There is good news for landlords who receive a deposit from a tenant on a grant of a shorthold tenancy.

Section 213 of the Housing Act 2004 imposes a number of obligations on landlords of residential property who are in receipt of deposits from their tenants. Among other things, the landlord must comply with specified "initial requirements" and provide the tenant with certain prescribed information within 14 days of receipt of the deposit by the landlord.

A landlord who fails to comply with these requirements within the 14 day time limit risks a statutory penalty of three times the amount of the deposit.

In the recent case of Tiensia v Vision Enterprises Ltd, a landlord failed to protect the tenant's deposit within an authorised scheme and omitted to provide the tenant with the prescribed information within 14 days of receipt of the deposit.
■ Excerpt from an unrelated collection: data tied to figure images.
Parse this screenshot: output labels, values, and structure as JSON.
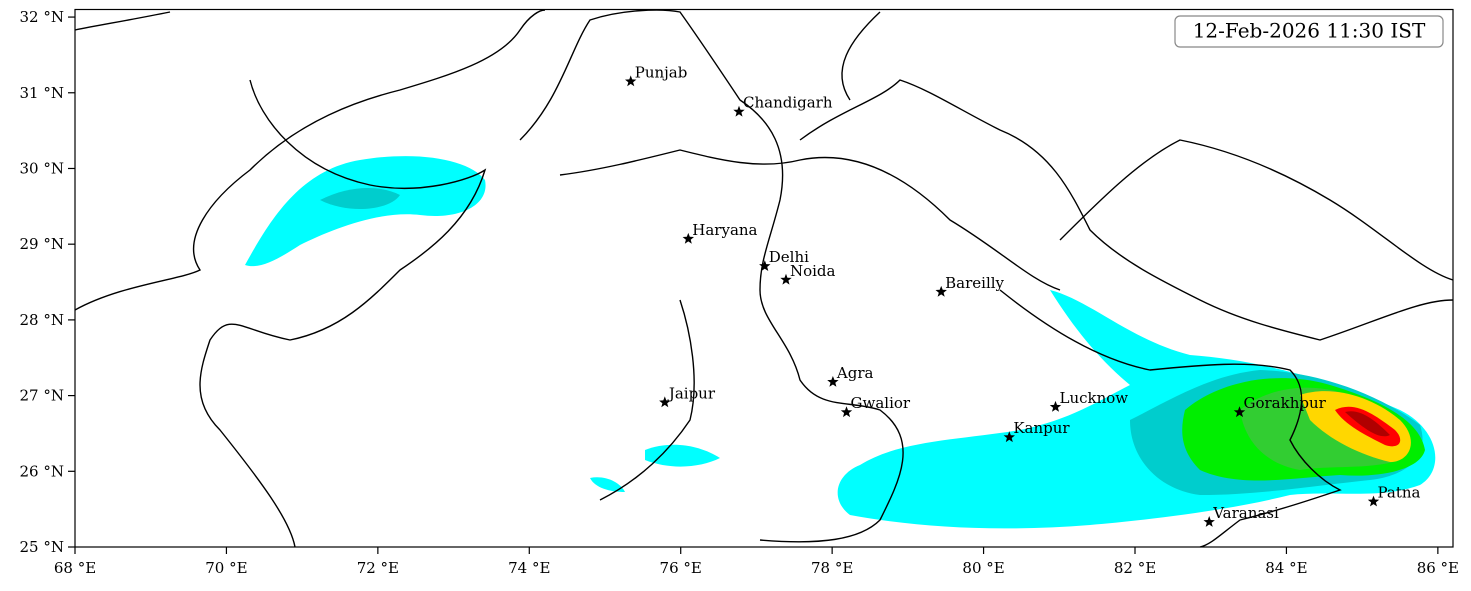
{
  "map": {
    "timestamp": "12-Feb-2026 11:30 IST",
    "xlim": [
      68,
      86.2
    ],
    "ylim": [
      25,
      32.1
    ],
    "xticks": [
      {
        "value": 68,
        "label": "68 °E"
      },
      {
        "value": 70,
        "label": "70 °E"
      },
      {
        "value": 72,
        "label": "72 °E"
      },
      {
        "value": 74,
        "label": "74 °E"
      },
      {
        "value": 76,
        "label": "76 °E"
      },
      {
        "value": 78,
        "label": "78 °E"
      },
      {
        "value": 80,
        "label": "80 °E"
      },
      {
        "value": 82,
        "label": "82 °E"
      },
      {
        "value": 84,
        "label": "84 °E"
      },
      {
        "value": 86,
        "label": "86 °E"
      }
    ],
    "yticks": [
      {
        "value": 25,
        "label": "25 °N"
      },
      {
        "value": 26,
        "label": "26 °N"
      },
      {
        "value": 27,
        "label": "27 °N"
      },
      {
        "value": 28,
        "label": "28 °N"
      },
      {
        "value": 29,
        "label": "29 °N"
      },
      {
        "value": 30,
        "label": "30 °N"
      },
      {
        "value": 31,
        "label": "31 °N"
      },
      {
        "value": 32,
        "label": "32 °N"
      }
    ],
    "cities": [
      {
        "name": "Punjab",
        "lon": 75.34,
        "lat": 31.15
      },
      {
        "name": "Chandigarh",
        "lon": 76.77,
        "lat": 30.75
      },
      {
        "name": "Haryana",
        "lon": 76.1,
        "lat": 29.07
      },
      {
        "name": "Delhi",
        "lon": 77.11,
        "lat": 28.71
      },
      {
        "name": "Noida",
        "lon": 77.39,
        "lat": 28.53
      },
      {
        "name": "Bareilly",
        "lon": 79.44,
        "lat": 28.37
      },
      {
        "name": "Jaipur",
        "lon": 75.79,
        "lat": 26.91
      },
      {
        "name": "Agra",
        "lon": 78.01,
        "lat": 27.18
      },
      {
        "name": "Gwalior",
        "lon": 78.19,
        "lat": 26.78
      },
      {
        "name": "Lucknow",
        "lon": 80.95,
        "lat": 26.85
      },
      {
        "name": "Kanpur",
        "lon": 80.34,
        "lat": 26.45
      },
      {
        "name": "Gorakhpur",
        "lon": 83.38,
        "lat": 26.78
      },
      {
        "name": "Varanasi",
        "lon": 82.98,
        "lat": 25.33
      },
      {
        "name": "Patna",
        "lon": 85.15,
        "lat": 25.6
      }
    ]
  }
}
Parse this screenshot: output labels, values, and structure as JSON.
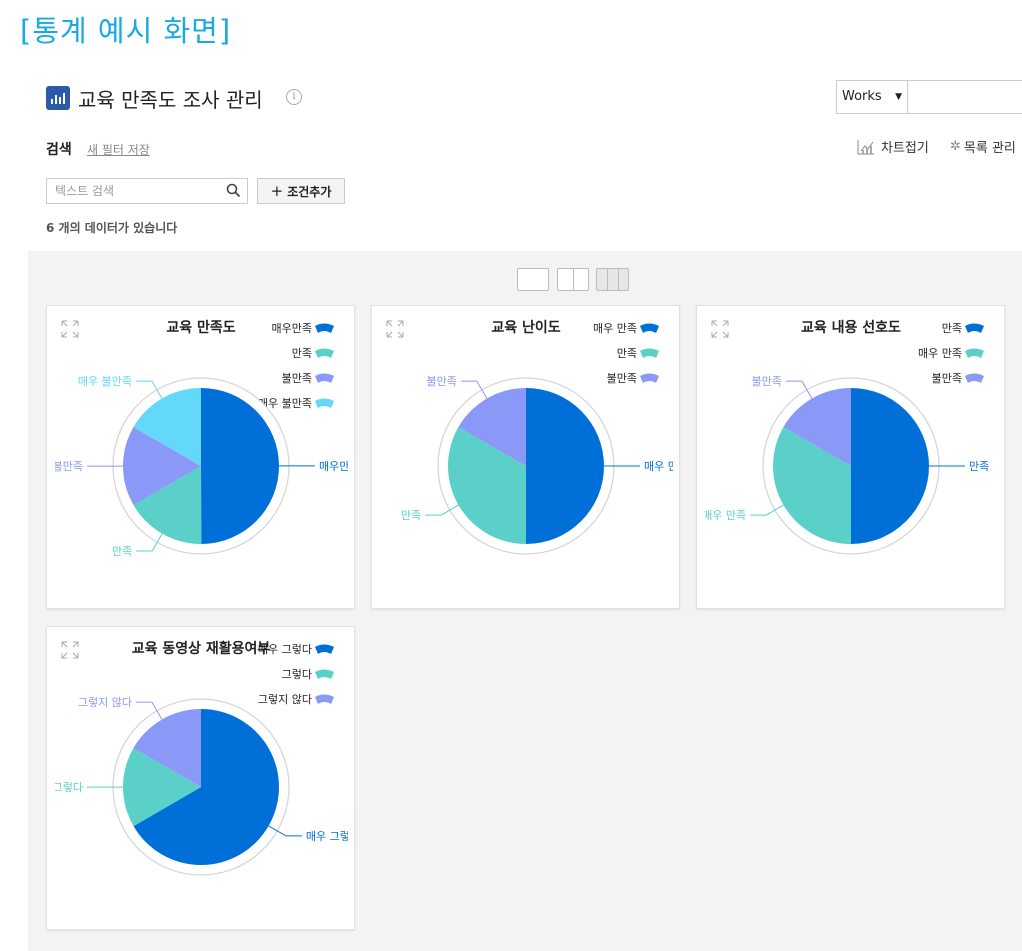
{
  "caption": "[통계 예시 화면]",
  "page_title": "교육 만족도 조사 관리",
  "works_select": {
    "value": "Works"
  },
  "search": {
    "label": "검색",
    "new_filter": "새 필터 저장",
    "placeholder": "텍스트 검색"
  },
  "toolbar": {
    "chart_fold": "차트접기",
    "list_manage": "목록 관리",
    "add_condition": "조건추가"
  },
  "data_count": "6 개의 데이터가 있습니다",
  "colors": {
    "accent": "#1aa9e0",
    "title_icon": "#2d5aa8"
  },
  "chart_data": [
    {
      "type": "pie",
      "title": "교육 만족도",
      "categories": [
        "매우만족",
        "만족",
        "불만족",
        "매우 불만족"
      ],
      "values": [
        50,
        16.7,
        16.7,
        16.7
      ],
      "colors": [
        "#0070d8",
        "#5bd0c8",
        "#8a98f7",
        "#63d8f8"
      ],
      "slice_labels": [
        "매우만족",
        "만족",
        "불만족",
        "매우 불만족"
      ],
      "legend": "top-right"
    },
    {
      "type": "pie",
      "title": "교육 난이도",
      "categories": [
        "매우 만족",
        "만족",
        "불만족"
      ],
      "values": [
        50,
        33.3,
        16.7
      ],
      "colors": [
        "#0070d8",
        "#5bd0c8",
        "#8a98f7"
      ],
      "slice_labels": [
        "매우 만족",
        "만족",
        "불만족"
      ],
      "legend": "top-right"
    },
    {
      "type": "pie",
      "title": "교육 내용 선호도",
      "categories": [
        "만족",
        "매우 만족",
        "불만족"
      ],
      "values": [
        50,
        33.3,
        16.7
      ],
      "colors": [
        "#0070d8",
        "#5bd0c8",
        "#8a98f7"
      ],
      "slice_labels": [
        "만족",
        "매우 만족",
        "불만족"
      ],
      "legend": "top-right"
    },
    {
      "type": "pie",
      "title": "교육 동영상 재활용여부",
      "categories": [
        "매우 그렇다",
        "그렇다",
        "그렇지 않다"
      ],
      "values": [
        66.7,
        16.7,
        16.7
      ],
      "colors": [
        "#0070d8",
        "#5bd0c8",
        "#8a98f7"
      ],
      "slice_labels": [
        "매우 그렇다",
        "그렇다",
        "그렇지 않다"
      ],
      "legend": "top-right"
    }
  ]
}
However, the court held that the landlord had until the court hearing date to comply with the statutory requirements. The landlord complied with its obligations before the date of the hearing, albeit after the initial 14 day statutory period had elapsed, and so avoided a statutory penalty.

This is good news for landlords. It appears that, in practice, the statutory sanction of three times the deposit is unlikely to be imposed. Indeed, the court held that a tenant "ought to write a letter before claim to the landlord", thus providing the landlord with a further opportunity to comply with its obligations.